The central conflict in the poem pits soy and synthetic nutrition—rallying under the “agrarian crosses” symbolizing individualism, human agency and progress—versus wheat as “the pillar of humanity.” This can read as regressive at first glance, especially alongside motifs rejecting urbanism, lamenting the “auto-sinocene” and a society “unchained from the shackles of natural law.” Hand wringing about loss of tradition, fancy new diets and cheap Chinese goods are all mundane Fox News headlines as individual subjects. Considered as a whole, though, the poem uses these elements as a foil to the new vectors of oppression packaged with the unshackled individualism and freedom that Redbull, IKEA, Soylent, Tesla, Web 2.0 Architects and etc. sell us: “3D printed/smart slums,” “taurine hominid,” “IKEA refugee tent,” “3D printed gluten free wheat kernels,” “self driving tortured A.I.,” “online desertification.”
“Extinction Renaissance” distinguishes itself from the pack of art imagining apocalyptic futures in its appeal to “uncool” culture (think Demeter, goddess of the harvest, next to a rebellious cyber punk) and its consideration of mundane aspects of decay alongside the sexier, flashier ones—Taurine and CRISPR, fidget spinners and the Oculus Rift. When a gene editing DNA sequence, which is obviously alarming, is placed next to taurine, a basic building block of the body and a common additive in energy drinks, we begin to think about products like Monster energy drinks in the context of altering the fundamental “hardware” of life. Are the taurine saturated bloodstreams of Monster guzzling gamers, Subaru WRX owners and EDM festival freaks enhancing their retinas and central nervous systems? When “civilization burns in the shadow of an oculus rift” will the Adderall junkie pro gamer be more prepared?

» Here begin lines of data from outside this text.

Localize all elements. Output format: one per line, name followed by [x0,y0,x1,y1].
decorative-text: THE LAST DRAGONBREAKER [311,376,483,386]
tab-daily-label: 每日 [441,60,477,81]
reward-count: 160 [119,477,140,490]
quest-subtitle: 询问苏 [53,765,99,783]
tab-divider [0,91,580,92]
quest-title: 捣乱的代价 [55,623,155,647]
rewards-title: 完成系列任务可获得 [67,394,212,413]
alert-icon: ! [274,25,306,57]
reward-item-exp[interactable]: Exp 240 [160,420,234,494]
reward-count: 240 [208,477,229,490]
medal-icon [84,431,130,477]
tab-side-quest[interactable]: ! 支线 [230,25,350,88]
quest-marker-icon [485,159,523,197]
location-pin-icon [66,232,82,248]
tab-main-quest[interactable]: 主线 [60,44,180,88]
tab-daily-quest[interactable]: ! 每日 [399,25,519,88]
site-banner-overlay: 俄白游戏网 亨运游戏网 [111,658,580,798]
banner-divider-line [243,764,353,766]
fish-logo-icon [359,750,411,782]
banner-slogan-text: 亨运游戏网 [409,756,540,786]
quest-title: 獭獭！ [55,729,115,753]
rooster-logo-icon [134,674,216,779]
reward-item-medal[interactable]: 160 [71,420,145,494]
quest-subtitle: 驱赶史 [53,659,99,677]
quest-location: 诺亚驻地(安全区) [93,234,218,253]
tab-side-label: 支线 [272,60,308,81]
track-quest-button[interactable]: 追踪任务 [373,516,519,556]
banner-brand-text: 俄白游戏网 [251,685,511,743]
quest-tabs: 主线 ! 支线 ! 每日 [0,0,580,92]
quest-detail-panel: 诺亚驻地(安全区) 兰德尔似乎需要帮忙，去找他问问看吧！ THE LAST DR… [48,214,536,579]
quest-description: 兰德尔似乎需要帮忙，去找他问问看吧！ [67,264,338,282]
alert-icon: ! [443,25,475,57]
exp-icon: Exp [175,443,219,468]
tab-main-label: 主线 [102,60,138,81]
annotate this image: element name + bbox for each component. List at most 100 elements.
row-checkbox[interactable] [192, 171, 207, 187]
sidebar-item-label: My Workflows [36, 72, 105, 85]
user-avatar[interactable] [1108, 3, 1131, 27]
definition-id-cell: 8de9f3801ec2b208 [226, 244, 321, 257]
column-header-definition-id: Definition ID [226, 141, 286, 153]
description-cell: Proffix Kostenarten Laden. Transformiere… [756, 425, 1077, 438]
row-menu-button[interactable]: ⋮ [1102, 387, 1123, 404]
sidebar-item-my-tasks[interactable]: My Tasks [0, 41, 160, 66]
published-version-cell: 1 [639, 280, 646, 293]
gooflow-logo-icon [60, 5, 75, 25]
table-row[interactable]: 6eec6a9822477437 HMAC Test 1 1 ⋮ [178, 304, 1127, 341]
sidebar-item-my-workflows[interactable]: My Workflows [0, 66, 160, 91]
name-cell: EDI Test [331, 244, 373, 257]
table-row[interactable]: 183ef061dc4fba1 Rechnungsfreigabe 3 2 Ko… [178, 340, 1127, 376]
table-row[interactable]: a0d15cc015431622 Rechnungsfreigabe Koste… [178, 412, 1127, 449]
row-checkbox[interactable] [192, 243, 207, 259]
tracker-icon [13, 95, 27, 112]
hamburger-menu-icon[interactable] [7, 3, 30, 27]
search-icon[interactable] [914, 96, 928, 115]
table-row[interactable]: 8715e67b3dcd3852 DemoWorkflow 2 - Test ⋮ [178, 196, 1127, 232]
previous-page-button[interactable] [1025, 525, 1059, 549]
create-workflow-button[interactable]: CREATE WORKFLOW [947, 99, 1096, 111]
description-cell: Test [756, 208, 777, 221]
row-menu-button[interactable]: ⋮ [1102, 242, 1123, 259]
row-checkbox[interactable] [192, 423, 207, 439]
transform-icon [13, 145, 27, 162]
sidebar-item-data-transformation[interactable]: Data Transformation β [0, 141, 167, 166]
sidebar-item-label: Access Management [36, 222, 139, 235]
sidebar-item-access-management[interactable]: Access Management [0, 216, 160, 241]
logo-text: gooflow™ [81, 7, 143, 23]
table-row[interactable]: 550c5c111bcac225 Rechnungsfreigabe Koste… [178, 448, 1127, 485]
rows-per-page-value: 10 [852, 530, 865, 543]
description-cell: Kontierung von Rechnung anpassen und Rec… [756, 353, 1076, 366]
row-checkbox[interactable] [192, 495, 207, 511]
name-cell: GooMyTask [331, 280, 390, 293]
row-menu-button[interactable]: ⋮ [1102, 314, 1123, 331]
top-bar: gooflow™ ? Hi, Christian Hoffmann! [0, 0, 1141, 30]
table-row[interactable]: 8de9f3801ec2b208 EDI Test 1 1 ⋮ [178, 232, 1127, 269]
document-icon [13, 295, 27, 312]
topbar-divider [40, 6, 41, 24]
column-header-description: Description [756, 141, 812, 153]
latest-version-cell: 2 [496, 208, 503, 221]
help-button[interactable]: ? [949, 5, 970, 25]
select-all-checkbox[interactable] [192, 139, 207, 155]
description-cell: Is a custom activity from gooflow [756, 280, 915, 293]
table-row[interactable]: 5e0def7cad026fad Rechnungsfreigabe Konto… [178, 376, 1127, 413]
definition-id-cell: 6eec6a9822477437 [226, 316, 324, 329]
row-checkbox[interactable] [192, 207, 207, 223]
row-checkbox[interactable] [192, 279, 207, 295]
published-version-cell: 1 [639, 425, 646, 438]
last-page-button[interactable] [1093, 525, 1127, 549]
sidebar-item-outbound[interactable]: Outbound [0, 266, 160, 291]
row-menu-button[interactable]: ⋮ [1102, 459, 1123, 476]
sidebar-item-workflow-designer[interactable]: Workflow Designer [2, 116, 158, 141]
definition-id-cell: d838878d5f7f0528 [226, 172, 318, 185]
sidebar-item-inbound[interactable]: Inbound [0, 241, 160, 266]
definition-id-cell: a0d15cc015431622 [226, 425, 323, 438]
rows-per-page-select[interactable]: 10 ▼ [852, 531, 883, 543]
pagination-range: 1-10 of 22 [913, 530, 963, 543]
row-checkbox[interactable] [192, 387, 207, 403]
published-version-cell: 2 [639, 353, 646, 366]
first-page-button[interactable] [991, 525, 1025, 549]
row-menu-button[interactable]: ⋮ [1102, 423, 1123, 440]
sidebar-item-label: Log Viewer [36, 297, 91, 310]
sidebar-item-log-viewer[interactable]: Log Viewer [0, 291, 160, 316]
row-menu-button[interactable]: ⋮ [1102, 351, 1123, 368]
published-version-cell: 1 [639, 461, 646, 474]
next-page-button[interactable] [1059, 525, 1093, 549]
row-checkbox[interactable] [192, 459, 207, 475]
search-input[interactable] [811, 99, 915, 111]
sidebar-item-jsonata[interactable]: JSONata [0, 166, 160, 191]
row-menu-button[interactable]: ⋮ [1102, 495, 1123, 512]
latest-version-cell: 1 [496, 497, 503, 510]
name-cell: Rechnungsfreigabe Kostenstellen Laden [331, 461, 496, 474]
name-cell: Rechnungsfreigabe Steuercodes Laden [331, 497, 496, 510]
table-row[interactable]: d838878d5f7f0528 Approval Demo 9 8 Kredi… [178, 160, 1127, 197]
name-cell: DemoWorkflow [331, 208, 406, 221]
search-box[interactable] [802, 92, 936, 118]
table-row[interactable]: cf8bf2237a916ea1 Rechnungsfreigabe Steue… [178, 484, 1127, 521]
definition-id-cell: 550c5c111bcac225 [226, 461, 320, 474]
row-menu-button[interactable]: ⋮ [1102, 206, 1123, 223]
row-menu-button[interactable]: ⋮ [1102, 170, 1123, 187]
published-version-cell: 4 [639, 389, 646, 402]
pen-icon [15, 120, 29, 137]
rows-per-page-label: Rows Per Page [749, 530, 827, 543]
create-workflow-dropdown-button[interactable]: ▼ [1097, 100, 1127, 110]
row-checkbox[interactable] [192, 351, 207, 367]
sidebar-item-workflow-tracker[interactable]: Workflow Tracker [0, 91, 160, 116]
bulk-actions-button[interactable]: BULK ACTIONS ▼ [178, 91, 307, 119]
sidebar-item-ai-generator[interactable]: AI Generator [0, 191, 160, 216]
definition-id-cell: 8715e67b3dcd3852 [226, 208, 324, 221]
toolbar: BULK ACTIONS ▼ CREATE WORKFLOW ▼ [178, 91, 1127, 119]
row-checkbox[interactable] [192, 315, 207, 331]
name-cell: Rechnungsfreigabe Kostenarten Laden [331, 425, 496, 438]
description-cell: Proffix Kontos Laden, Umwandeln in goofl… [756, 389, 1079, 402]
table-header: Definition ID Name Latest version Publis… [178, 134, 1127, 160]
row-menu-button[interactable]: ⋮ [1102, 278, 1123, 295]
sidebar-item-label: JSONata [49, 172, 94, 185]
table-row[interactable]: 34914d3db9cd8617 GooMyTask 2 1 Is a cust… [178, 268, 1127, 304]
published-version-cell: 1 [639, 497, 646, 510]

The core of “Extinction Renaissance” isn’t a desire for agrarianism for its own sake—a simpler mode of living in which the chaotic human will and imagination is kept in check by the laws of nature. That desire is only an extension of an intense empathy for the vehicles of automation. Through the poem we see or hear from suffering auto-poetic products; the aforementioned god chain as “a million computers generating an abyss,” a “self replicating CRISPR sewer,” or a “drone/ self driving tortured A.I./ in my eco-network of violence.” Then, in the penultimate line of the poem, the speaker traces “the evolution of the slave, from human to machine to neural network.” Its an incredibly keen grouping—all are entities that produce value outside of standard concepts of work and compensation, and (in different ways) allow the human will to escape the shackles of nature. The disgusting subjugation of humans yields free labor, the environmental costs of industrialization augment the speed that we can produce goods. The concrete impacts of a technology like neural nets are yet to be seen because the implementations are still more or less novel. The ability to feed a program a huge database of images of your favorite celebrity so one can “deep fake” them into porn is disturbing, but Ferraro is asking what a neural network planned, 3D printed city will look like. It’s difficult to imagine anything other than a further distillation of social divides enforced by contemporary urban geography or, as Ferraro suggests, a sanitized, ruinous pastiche of utopian ideals.